Za wsią spotykamy porządnie odnowioną powstańczą mogiłę i maszerujemy do Lisowa.
pola Zaborza
miejsce pamięci powstańców styczniowych
Człowiek się stara, fotografuje, a tu taki despekt - trzmiel ma nas w głębokim poważaniu.
W Lisowie mieszkańcy, podobnie jak w Łabędzicach (tu link), ustawili krzyże wykonane z
pozostałości po sprzęcie wojennym zniszczonym w czasie wielkiej bitwy pancernej, która
się tu rozgrywała pod koniec 2 wojny światowej.
krzyże wykonane z luf czołgów T-34 oraz skorup po pociskach moździeżowych
Na
zakończenie zostawiamy sobie cmentarz i kościół w Lisowie. Kolega
Ed zwiedza cmentarz, ja podziwiam wnętrze kościoła. I znów perła! W ołtarzu
głównym obraz przedstawiający patrona świątyni – świętego Mikołaja. Autorem
obrazu jest Rafał Hadziewicz (wystawę jego prac można obejrzeć w kieleckim
Muzeum Narodowym – widziałam i polecam), w ołtarzu bocznym święty Józef tego
samego autora. Ambona podobno piękna jest w tym kościele, ale chwilowo zakryta
płachtami malarskimi – wnętrze jest przygotowywane do renowacji.
dziewiętnastowieczny krzyż w pobliżu kościoła w Lisowie
wielokrotnie niszczony i odbudowywany kościół p.w. św. Mikołaja w Lisowie
ołtarz główny z obrazem R. Hadziewicza przedstawiającym patrona świątyni
święty Józef na obrazie w ołtarzu bocznym
tablica epitafijna pod chórem
Ogólnie
rzecz biorąc, dosyć ciemno jest w tym kościele. Ale jest w nim jedno miejsce
jeszcze ciemniejsze. To oddzielona od reszty świątyni czarną kratą kaplica
grobowa Krasińskich. Jej fundatorem był założyciel sandomierskiej gałęzi rodu
Krasińskich – Gabriel Krasiński. Na ścianach ciemnego wnętrza znajdują się wykonane
z czarnego marmuru tablice epitafijne Krasińskich. Jedyny jasny punkt stanowi
alabastrowa figura świętej Barbary.
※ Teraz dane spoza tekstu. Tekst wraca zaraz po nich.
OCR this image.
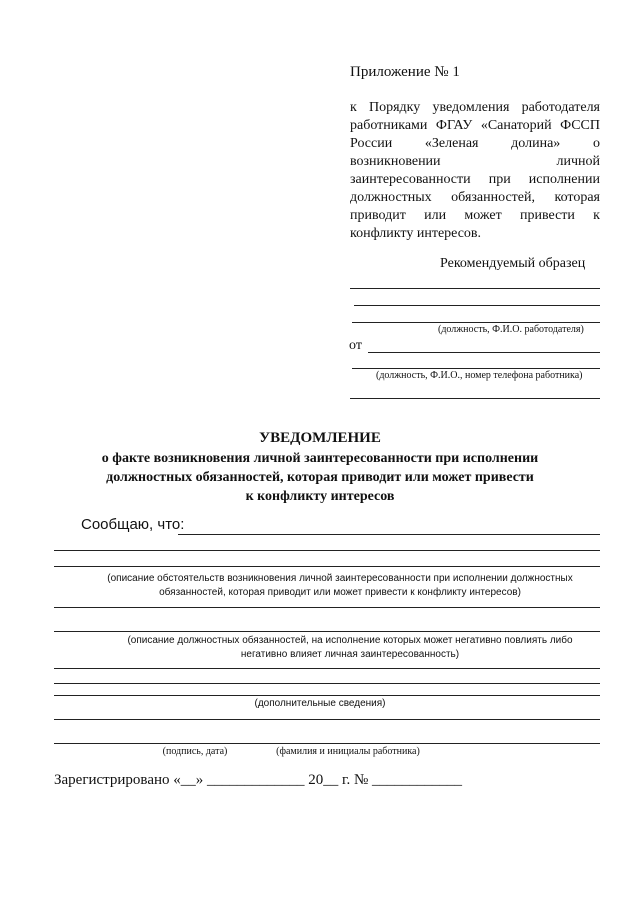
Приложение № 1
к Порядку уведомления работодателя работниками ФГАУ «Санаторий ФССП России «Зеленая долина» о возникновении личной заинтересованности при исполнении должностных обязанностей, которая приводит или может привести к конфликту интересов.
Рекомендуемый образец
(должность, Ф.И.О. работодателя)
от
(должность, Ф.И.О., номер телефона работника)
УВЕДОМЛЕНИЕ
о факте возникновения личной заинтересованности при исполнении
должностных обязанностей, которая приводит или может привести
к конфликту интересов
Сообщаю, что:
(описание обстоятельств возникновения личной заинтересованности при исполнении должностных обязанностей, которая приводит или может привести к конфликту интересов)
(описание должностных обязанностей, на исполнение которых может негативно повлиять либо негативно влияет личная заинтересованность)
(дополнительные сведения)
(подпись, дата)	(фамилия и инициалы работника)
Зарегистрировано «__» _____________ 20__ г. № ____________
W podziemiach kaplicy znajduje się krypta
grobowa.
wnętrze kaplicy grobowej Krasińskich
figura świętej Barbary
Planowaliśmy
jeszcze zwiedzanie Chałupek, ale widok przystanku autobusowego bardzo na nas
podziałał kusząco i postanowiliśmy wrócić do domu z Lisowa. Myślę, że trzeba tu
zajrzeć powtórnie, choćby za rok, żeby sprawdzić, jak kościół wypięknieje po
renowacji.
Zdjęcia – Edek i ja
Piękne foty i opis analityczny... :)
OdpowiedzUsuńFoty jak zwykle w biegu. My, zdaje się, tworzymy tak zwaną fotografię przydrożną. Co nam się nawinie po drodze to łapiemy w obiektyw.
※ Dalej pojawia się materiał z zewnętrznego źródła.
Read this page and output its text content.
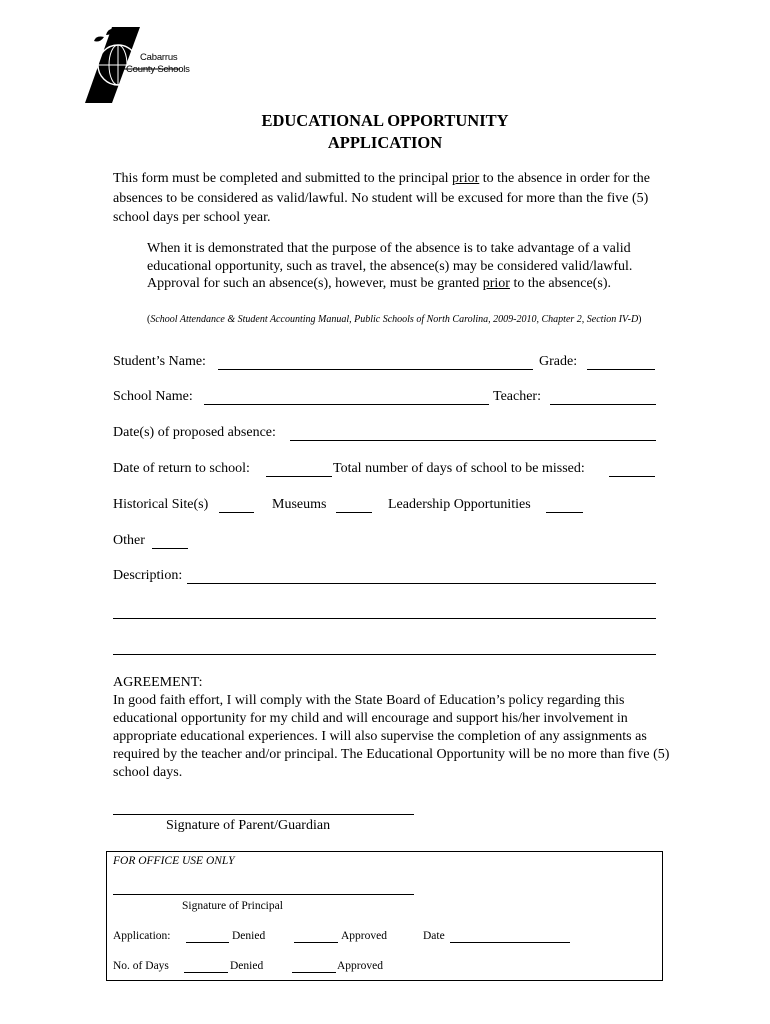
Cabarrus
County Schools
EDUCATIONAL OPPORTUNITY
APPLICATION
This form must be completed and submitted to the principal prior to the absence in order for the absences to be considered as valid/lawful. No student will be excused for more than the five (5) school days per school year.
When it is demonstrated that the purpose of the absence is to take advantage of a valid educational opportunity, such as travel, the absence(s) may be considered valid/lawful. Approval for such an absence(s), however, must be granted prior to the absence(s).
(School Attendance & Student Accounting Manual, Public Schools of North Carolina, 2009-2010, Chapter 2, Section IV-D)
Student’s Name:	Grade:
School Name:	Teacher:
Date(s) of proposed absence:
Date of return to school:	Total number of days of school to be missed:
Historical Site(s)	Museums	Leadership Opportunities
Other
Description:
AGREEMENT:
In good faith effort, I will comply with the State Board of Education’s policy regarding this educational opportunity for my child and will encourage and support his/her involvement in appropriate educational experiences. I will also supervise the completion of any assignments as required by the teacher and/or principal. The Educational Opportunity will be no more than five (5) school days.
Signature of Parent/Guardian
FOR OFFICE USE ONLY
Signature of Principal
Application:	Denied	Approved	Date
No. of Days	Denied	Approved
UsuńBogata trasa, i piękna widokowo.
OdpowiedzUsuńPewnie tych dziesięciu zginęło podczas transportu. Być może zostali zbombardowani?
Piwnice podworskie kuszą. Kościół zacny.
Trasa bardzo przyjemna i niedługa.
UsuńSprawę pomniczka w Skrzelczycach i związanej z nim historii trzeba zbadać.